CoreWeave Stock Decline and Financial Structure Concerns: The Current State of an AI Infrastructure Company
This morning on my commute, I saw news that the AI infrastructure company CoreWeave, which had seen its stock rise quite a bit, is now facing some turbulence.
Recently, CoreWeave's stock surged over 300% since its March IPO, but today it dropped by 6%.
The reason is that Gil Luria, an analyst from the securities firm DA Davidson, reaffirmed his negative evaluation of the company.
The core issue raised by analyst Luria is concern over CoreWeave's recently disclosed financial structure.
The company tried to present future shareholder return potential to investors based on AI infrastructure contracts, but Luria believed the explanation actually highlighted bigger risks.
Simply put, investors in the stock may not receive profits during the contract period.
The company plans to raise only 15% of the funds through equity by selling 15% of shares for this infrastructure investment, covering the remaining 85% with debt, which is seen as a heavy burden.
Luria estimated that the debt's interest rate could reach up to 9.5%, with additional debt-related costs exceeding $590 million.
This makes it difficult for profits to flow back to shareholders.
Another problem was concerns over asset value depreciation.
For example, Amazon AWS cut the price of its H200 GPU by 50%, which means that in four years, the asset’s resale value might drop to less than 25% of the current price.
It’s easy to understand this by thinking of it like a used car’s depreciation.
Also disclosed was the fact that the current loan interest rate the company bears is 12.5%, higher than the 9% initially reported to investors, indicating a greater interest cost burden.
These factors combined led DA Davidson to believe CoreWeave’s stock price could fall much lower, potentially below $5 per share long term.
The market has generally viewed CoreWeave as having a strong order pipeline due to its deep collaboration with semiconductor giant NVIDIA, but these financial structure issues signal investors should be cautious.
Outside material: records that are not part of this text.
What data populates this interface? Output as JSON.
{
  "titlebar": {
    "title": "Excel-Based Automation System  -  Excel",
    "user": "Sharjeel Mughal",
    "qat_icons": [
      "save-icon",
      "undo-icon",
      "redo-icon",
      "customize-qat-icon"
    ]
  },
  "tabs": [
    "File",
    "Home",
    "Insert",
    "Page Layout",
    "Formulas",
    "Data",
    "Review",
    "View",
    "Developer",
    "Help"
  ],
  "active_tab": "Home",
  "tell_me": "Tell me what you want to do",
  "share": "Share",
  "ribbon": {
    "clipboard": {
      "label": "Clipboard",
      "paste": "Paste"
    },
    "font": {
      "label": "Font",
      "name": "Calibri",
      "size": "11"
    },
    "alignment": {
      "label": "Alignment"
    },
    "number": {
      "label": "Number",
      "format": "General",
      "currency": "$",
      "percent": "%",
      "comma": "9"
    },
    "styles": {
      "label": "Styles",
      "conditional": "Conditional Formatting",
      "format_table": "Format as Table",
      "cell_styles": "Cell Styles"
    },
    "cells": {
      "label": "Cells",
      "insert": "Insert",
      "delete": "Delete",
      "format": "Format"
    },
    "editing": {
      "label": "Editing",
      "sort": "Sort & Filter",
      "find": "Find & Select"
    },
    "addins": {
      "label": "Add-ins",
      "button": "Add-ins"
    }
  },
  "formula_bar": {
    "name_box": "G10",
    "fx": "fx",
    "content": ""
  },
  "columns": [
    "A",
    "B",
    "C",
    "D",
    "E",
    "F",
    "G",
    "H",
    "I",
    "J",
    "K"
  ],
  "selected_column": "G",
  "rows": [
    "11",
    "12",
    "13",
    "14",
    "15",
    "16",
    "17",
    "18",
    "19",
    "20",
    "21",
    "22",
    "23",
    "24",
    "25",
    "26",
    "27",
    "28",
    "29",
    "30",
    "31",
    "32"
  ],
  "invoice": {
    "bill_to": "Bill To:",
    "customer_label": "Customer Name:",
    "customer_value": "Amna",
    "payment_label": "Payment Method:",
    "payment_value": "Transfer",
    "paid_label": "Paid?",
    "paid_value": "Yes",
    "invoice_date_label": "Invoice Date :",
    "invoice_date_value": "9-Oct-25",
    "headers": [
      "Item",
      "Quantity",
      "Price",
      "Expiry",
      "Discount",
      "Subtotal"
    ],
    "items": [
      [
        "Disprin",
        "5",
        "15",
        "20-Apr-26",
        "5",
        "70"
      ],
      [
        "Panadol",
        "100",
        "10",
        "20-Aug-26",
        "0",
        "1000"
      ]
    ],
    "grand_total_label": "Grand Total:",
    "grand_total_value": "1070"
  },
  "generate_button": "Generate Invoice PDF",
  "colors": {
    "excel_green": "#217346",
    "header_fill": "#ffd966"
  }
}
However, DA Davidson acknowledged that if CoreWeave can raise more than $10 billion in new funds at this level, it could overcome its difficult financial situation and justify its projects over the next two years.
While this would cause stock dilution, it’s seen as a way to maintain the company’s growth potential.
In conclusion, CoreWeave’s stock soared on AI infrastructure growth expectations, but the reality of its financial structure and debt burden has emerged as pressure on its stock price, signaling investors should approach carefully.
Looking at this, we’re reminded how important it is to scrutinize financial structures even when AI-related companies are in the spotlight.